As discovered by @tigerchenlu98, the poly_to_parametric function in squishyplanet.engine.parametric_ellipse, which converts the $\rho$ coefficients that describe the ellipse in an implicit form to $c$ coefficients that describe it in a parametric form, can return an ellipse that's rotated by 90 degrees in the sky plane. Thankfully, it looks like this does not happen when using it within the usual squishyplanet workflow: I can't find a set of $\rho$ coefficients generated after creating an OblateSystem that do not map to the correct $c$ coefficients. But, it's possible to fool the function when providing coefficients that were generated externally:

import jax

jax.config.update("jax_enable_x64", True)
import jax.numpy as jnp
import numpy as np
import matplotlib.pyplot as plt
from squishyplanet.engine.parametric_ellipse import (
    poly_to_parametric,
    poly_to_parametric_helper,
)
from squishyplanet import OblateSystem

def ellipse_poly_eq(rho_xx, rho_xy, rho_x0, rho_yy, rho_y0, rho_00, x, y):
    return (
        rho_xx * x**2
        + rho_xy * x * y
        + rho_x0 * x
        + rho_yy * y**2
        + rho_y0 * y
        + rho_00
    )

def equator_poly_coeffs(theta, phi, r, xp, yp):
    q_x1 = np.sin(theta) ** 2
    q_x2 = 2 * np.cos(theta) * np.sin(theta) * np.sin(phi)
    q_x3 = -2 * xp * np.sin(theta) ** 2 - 2 * yp * np.cos(theta) * np.sin(
        theta
    ) * np.sin(phi)
    q_y1 = np.cos(phi) ** 2 + np.cos(theta) ** 2 * np.sin(phi) ** 2
    q_y2 = (
        -2 * yp * np.cos(phi) ** 2
        - 2 * xp * np.cos(theta) * np.sin(theta) * np.sin(phi)
        - 2 * yp * np.cos(theta) ** 2 * np.sin(phi) ** 2
    )
    q_y3 = 0

    norm = (
        r**2 * np.sin(theta) ** 2 * np.cos(phi) ** 2
        - yp**2 * np.cos(phi) ** 2
        - xp**2 * np.sin(theta) ** 2
        - 2 * xp * yp * np.cos(theta) * np.sin(theta) * np.sin(phi)
        - yp**2 * np.cos(theta) ** 2 * np.sin(phi) ** 2
    )

    return {
        "rho_xx": q_x1 / norm,
        "rho_xy": q_x2 / norm,
        "rho_x0": q_x3 / norm,
        "rho_yy": q_y1 / norm,
        "rho_y0": q_y2 / norm,
        "rho_00": q_y3 / norm,
    }

def parametric_equator(theta, phi, r, xp, yp):
    equator_2d_coeffs = equator_poly_coeffs(theta=theta, phi=phi, r=r, xp=xp, yp=yp)

    coeffs = poly_to_parametric(**equator_2d_coeffs)

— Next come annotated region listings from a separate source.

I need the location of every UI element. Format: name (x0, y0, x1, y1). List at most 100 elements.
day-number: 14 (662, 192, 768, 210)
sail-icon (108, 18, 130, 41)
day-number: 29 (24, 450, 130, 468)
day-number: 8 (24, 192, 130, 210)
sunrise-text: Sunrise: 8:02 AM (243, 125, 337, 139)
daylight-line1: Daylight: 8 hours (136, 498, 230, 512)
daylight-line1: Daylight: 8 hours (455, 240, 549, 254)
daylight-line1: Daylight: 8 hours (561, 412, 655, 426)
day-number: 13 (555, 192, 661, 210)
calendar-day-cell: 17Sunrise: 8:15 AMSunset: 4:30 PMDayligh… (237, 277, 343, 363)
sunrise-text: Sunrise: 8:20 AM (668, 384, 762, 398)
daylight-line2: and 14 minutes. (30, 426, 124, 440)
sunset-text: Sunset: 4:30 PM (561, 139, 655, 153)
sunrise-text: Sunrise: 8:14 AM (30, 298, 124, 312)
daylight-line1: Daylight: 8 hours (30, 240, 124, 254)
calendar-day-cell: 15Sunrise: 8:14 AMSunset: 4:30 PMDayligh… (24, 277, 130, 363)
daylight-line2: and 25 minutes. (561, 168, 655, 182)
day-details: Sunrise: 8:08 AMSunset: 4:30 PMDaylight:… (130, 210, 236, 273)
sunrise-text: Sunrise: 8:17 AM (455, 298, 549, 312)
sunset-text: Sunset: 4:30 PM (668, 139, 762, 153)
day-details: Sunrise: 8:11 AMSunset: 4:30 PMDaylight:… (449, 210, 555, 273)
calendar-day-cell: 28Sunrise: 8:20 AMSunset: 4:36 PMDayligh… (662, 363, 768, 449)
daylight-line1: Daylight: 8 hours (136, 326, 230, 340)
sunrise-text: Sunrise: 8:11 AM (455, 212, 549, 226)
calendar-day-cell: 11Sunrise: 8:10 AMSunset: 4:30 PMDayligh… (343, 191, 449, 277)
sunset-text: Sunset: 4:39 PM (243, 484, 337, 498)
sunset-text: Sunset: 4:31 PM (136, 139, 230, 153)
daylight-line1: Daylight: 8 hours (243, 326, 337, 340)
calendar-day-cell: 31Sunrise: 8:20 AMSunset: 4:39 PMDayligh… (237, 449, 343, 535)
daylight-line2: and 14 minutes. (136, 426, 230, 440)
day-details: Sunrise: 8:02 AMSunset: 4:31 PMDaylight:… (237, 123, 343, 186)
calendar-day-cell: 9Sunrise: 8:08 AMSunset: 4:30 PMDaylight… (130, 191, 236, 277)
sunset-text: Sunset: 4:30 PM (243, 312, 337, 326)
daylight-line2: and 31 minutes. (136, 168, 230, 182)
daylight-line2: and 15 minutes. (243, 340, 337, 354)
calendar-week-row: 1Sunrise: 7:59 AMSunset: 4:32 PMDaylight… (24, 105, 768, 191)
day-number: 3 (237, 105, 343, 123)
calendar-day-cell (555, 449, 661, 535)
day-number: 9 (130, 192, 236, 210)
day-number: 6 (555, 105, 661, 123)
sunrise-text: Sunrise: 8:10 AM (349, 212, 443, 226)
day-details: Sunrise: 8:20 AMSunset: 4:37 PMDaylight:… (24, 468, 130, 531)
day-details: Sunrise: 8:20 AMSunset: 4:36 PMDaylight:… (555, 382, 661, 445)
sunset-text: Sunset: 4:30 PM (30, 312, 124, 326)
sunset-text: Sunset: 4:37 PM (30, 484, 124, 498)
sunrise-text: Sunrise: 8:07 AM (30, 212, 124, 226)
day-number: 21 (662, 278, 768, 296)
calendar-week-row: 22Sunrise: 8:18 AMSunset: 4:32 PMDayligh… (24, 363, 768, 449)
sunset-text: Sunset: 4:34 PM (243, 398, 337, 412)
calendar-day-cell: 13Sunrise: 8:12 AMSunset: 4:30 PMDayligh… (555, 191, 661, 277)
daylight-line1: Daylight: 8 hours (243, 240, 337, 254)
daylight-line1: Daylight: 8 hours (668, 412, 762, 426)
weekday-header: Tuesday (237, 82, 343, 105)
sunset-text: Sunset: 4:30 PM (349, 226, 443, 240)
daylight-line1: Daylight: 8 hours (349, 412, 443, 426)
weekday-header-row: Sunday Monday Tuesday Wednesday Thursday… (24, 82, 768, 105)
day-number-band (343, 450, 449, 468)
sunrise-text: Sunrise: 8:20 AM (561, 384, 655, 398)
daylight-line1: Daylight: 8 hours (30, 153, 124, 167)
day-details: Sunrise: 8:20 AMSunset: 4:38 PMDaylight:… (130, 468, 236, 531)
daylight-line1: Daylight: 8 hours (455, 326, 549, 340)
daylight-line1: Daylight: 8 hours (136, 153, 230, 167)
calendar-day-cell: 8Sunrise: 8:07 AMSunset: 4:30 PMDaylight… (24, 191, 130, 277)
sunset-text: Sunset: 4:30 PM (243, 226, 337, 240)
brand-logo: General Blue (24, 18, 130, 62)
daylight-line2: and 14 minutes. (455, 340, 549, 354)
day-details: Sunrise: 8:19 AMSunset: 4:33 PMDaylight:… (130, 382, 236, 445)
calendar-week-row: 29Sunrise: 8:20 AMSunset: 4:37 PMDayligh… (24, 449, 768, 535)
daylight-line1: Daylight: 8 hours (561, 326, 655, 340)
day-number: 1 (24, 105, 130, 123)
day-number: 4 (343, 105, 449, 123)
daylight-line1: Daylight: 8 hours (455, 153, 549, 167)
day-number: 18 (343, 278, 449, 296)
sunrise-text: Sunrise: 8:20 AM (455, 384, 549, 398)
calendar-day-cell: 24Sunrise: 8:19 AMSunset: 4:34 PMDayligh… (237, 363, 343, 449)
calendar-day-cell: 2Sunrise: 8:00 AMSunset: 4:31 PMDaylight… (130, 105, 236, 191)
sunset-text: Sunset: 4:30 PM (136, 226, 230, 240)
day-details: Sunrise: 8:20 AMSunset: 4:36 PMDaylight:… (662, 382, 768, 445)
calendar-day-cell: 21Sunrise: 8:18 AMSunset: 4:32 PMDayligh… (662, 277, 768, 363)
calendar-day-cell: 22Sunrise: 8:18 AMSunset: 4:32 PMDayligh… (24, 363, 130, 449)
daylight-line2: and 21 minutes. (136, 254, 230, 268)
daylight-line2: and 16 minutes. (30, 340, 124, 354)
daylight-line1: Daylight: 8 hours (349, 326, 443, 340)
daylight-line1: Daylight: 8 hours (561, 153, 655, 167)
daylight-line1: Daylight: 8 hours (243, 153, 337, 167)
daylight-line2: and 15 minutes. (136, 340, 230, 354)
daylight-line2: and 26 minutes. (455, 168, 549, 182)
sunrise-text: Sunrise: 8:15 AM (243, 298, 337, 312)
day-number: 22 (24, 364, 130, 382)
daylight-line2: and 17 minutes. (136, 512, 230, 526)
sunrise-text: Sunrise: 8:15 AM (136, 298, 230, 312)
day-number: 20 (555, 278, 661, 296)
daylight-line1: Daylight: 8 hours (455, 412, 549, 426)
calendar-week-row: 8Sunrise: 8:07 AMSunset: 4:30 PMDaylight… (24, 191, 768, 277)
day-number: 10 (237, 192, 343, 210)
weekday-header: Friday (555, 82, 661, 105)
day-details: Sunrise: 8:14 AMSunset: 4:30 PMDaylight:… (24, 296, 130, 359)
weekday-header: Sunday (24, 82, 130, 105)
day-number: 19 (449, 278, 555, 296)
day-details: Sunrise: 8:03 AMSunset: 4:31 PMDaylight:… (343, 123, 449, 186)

    alpha = jnp.linspace(0, 2 * jnp.pi, 100)
    x_para = (
        coeffs["c_x1"] * np.cos(alpha) + coeffs["c_x2"] * np.sin(alpha) + coeffs["c_x3"]
    )
    y_para = (
        coeffs["c_y1"] * np.cos(alpha) + coeffs["c_y2"] * np.sin(alpha) + coeffs["c_y3"]
    )
    return x_para, y_para

equator_params = {
    "theta": jnp.pi / 6,
    "phi": 1.0,
    "r": 0.3,
    "xp": 0.16,
    "yp": 0.0,
}

xs = np.linspace(-1.5, 1.5, 100)
ys = np.linspace(-1.5, 1.5, 100)
XS, YS = np.meshgrid(xs, ys)

fig, ax = plt.subplots(figsize=(10, 5), ncols=2)
equator_2d_coeffs = equator_poly_coeffs(**equator_params)
ax[0].contour(
    XS, YS, ellipse_poly_eq(**equator_2d_coeffs, x=XS, y=YS), levels=[1], colors="teal"
)
x_para, y_para = parametric_equator(**equator_params)
ax[0].plot(x_para, y_para, color="red", label="Parametric Form", ls="--")
circle = plt.Circle((0, 0), 1, fill=False)
ax[0].add_patch(circle)

equator_params["xp"] = 0.17
equator_para_coeffs = equator_poly_coeffs(**equator_params)
ax[1].contour(
    XS, YS, ellipse_poly_eq(**equator_2d_coeffs, x=XS, y=YS), levels=[1], colors="teal"
)
x_para, y_para = parametric_equator(**equator_params)
ax[1].plot(x_para, y_para, color="red", label="Parametric Form", ls="--")
circle = plt.Circle((0, 0), 1, fill=False)
ax[1].add_patch(circle);

equator_parametric

ben-cassese commented 1 month ago

Fixed via a re-write of the poly_to_parametric_helper function, which now converts the 2D implicit coefficients to the 2D parametric coefficients through some algebra instead of solving an eigenvalue system.